The rise of populism could come to a halt, he writes for the Fondation pour la recherche stratégique:
- Firstly because one of its characteristics is the distrust of expertise and institutions. Such distrust had certainly not disappeared at the beginning of April (as the chloroquine controversy, for example, showed). But its possible human and financial costs will certainly be pointed out in the end.
- Secondly, because most populist leaders …….have so far shown a certain inability to be receptive to the immediate concerns of their fellow citizens, and to express the necessary empathy.
COVID-19 may well not alter – much less reverse – tendencies evident before the crisis, argues Dani Rodrik, Professor of International Political Economy at Harvard University’s John F. Kennedy School of Government.
Neoliberalism will continue its slow death.

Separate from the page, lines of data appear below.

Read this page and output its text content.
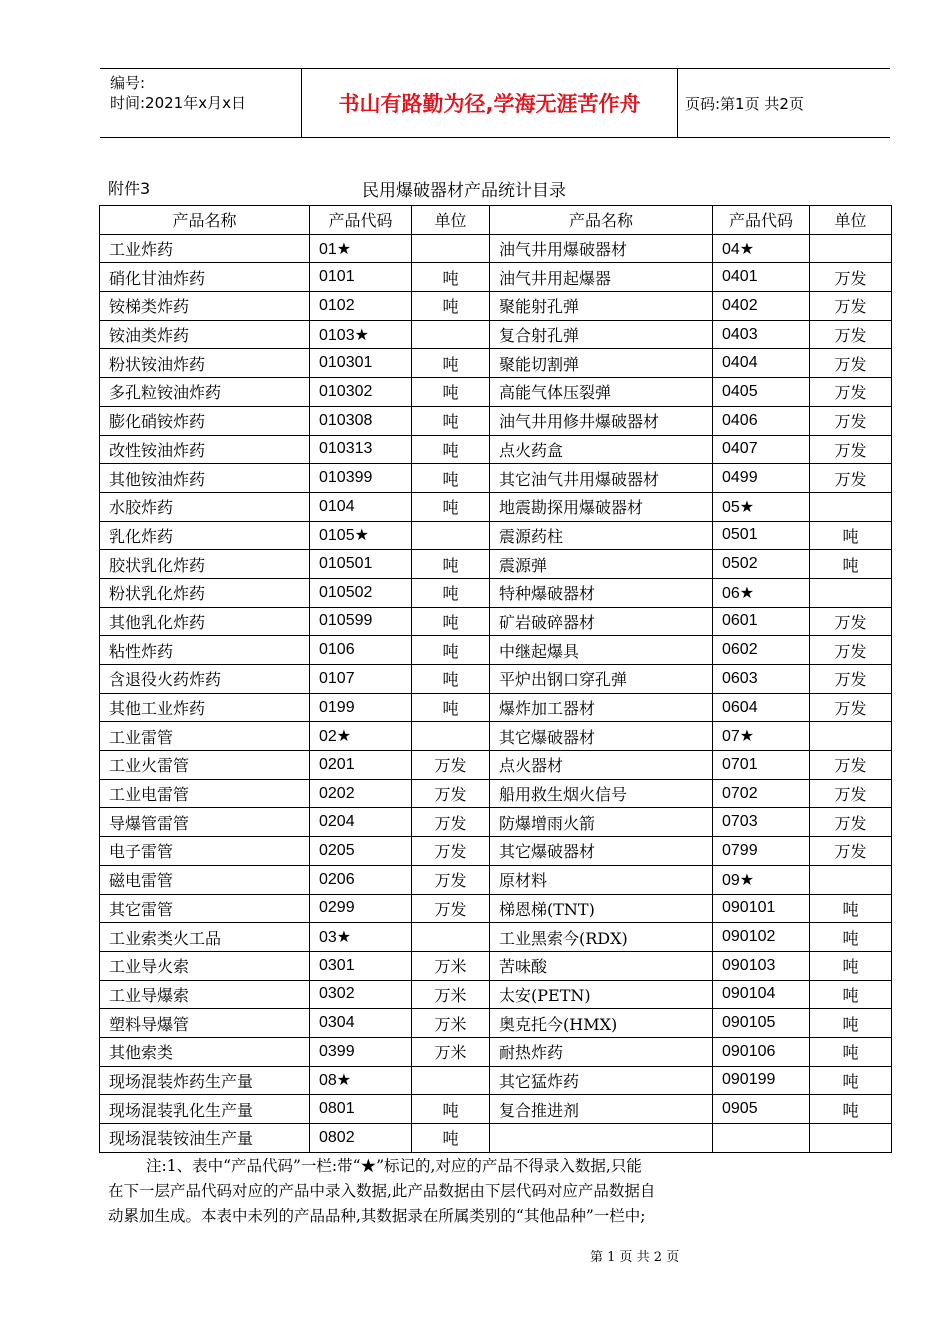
编号:
时间:2021年x月x日	书山有路勤为径,学海无涯苦作舟	页码:第1页 共2页
附件3	民用爆破器材产品统计目录
产品名称	产品代码	单位	产品名称	产品代码	单位
工业炸药	01★		油气井用爆破器材	04★	
硝化甘油炸药	0101	吨	油气井用起爆器	0401	万发
铵梯类炸药	0102	吨	聚能射孔弹	0402	万发
铵油类炸药	0103★		复合射孔弹	0403	万发
粉状铵油炸药	010301	吨	聚能切割弹	0404	万发
多孔粒铵油炸药	010302	吨	高能气体压裂弹	0405	万发
膨化硝铵炸药	010308	吨	油气井用修井爆破器材	0406	万发
改性铵油炸药	010313	吨	点火药盒	0407	万发
其他铵油炸药	010399	吨	其它油气井用爆破器材	0499	万发
水胶炸药	0104	吨	地震勘探用爆破器材	05★	
乳化炸药	0105★		震源药柱	0501	吨
胶状乳化炸药	010501	吨	震源弹	0502	吨
粉状乳化炸药	010502	吨	特种爆破器材	06★	
其他乳化炸药	010599	吨	矿岩破碎器材	0601	万发
粘性炸药	0106	吨	中继起爆具	0602	万发
含退役火药炸药	0107	吨	平炉出钢口穿孔弹	0603	万发
其他工业炸药	0199	吨	爆炸加工器材	0604	万发
工业雷管	02★		其它爆破器材	07★	
工业火雷管	0201	万发	点火器材	0701	万发
工业电雷管	0202	万发	船用救生烟火信号	0702	万发
导爆管雷管	0204	万发	防爆增雨火箭	0703	万发
电子雷管	0205	万发	其它爆破器材	0799	万发
磁电雷管	0206	万发	原材料	09★	
其它雷管	0299	万发	梯恩梯(TNT)	090101	吨
工业索类火工品	03★		工业黑索今(RDX)	090102	吨
工业导火索	0301	万米	苦味酸	090103	吨
工业导爆索	0302	万米	太安(PETN)	090104	吨
塑料导爆管	0304	万米	奥克托今(HMX)	090105	吨
其他索类	0399	万米	耐热炸药	090106	吨
现场混装炸药生产量	08★		其它猛炸药	090199	吨
现场混装乳化生产量	0801	吨	复合推进剂	0905	吨
现场混装铵油生产量	0802	吨			
注:1、表中“产品代码”一栏:带“★”标记的,对应的产品不得录入数据,只能
在下一层产品代码对应的产品中录入数据,此产品数据由下层代码对应产品数据自
动累加生成。本表中未列的产品品种,其数据录在所属类别的“其他品种”一栏中;
第 1 页 共 2 页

Populist autocrats will become even more authoritarian. Hyper-globalization will remain on the defensive as nation-states reclaim policy space, he writes for Project Syndicate. China and the US will continue on their collision course. And the battle within nation-states among oligarchs, authoritarian populists, and liberal internationalists will intensify, while the left struggles to devise a program that appeals to a majority of voters.
The COVID-19 pandemic has something for everyone. Nobody is immune to the Rorschach test—and certainly not big-picture thinkers who seem convinced that the pandemic is a turning point, notes analyst Dalibor Rohac.
“This is not a temporary rupture in an otherwise stable equilibrium,” writes John Gray in an intriguing piece in the the New Statesman. “Yes, the storm will pass, humankind will survive, most of us will still be alive—but we will inhabit a different world,” Yuval Noah Harari writes in a widely quoted article in the Financial Times, in which he outlines the stark choices facing humankind after the crisis: between the surveillance state and citizen empowerment, political parochialism and global cooperation.
The effects on the human psyche and our shared culture are even harder to pin down than the economic effects, he writes for the American Interest. This may be yet another step in the direction of the loneliness crisis, with corrosive political effects. Counterintuitively, though, the ongoing collective “mobilization” in the form of individuals staying at home can provide a shared experience that will cut through ideological and partisan lines and reinvigorate our civic interactions once the era of self-isolation ends.
But there are good reasons to doubt Stephen Walt’s thesis that “Covid-19 will also accelerate the shift in power and influence from west to east. The response in Europe and America has been slow and haphazard by comparison [with China, South Korea and Singapore], further tarnishing the aura of the western ‘brand’”, Tertrais adds.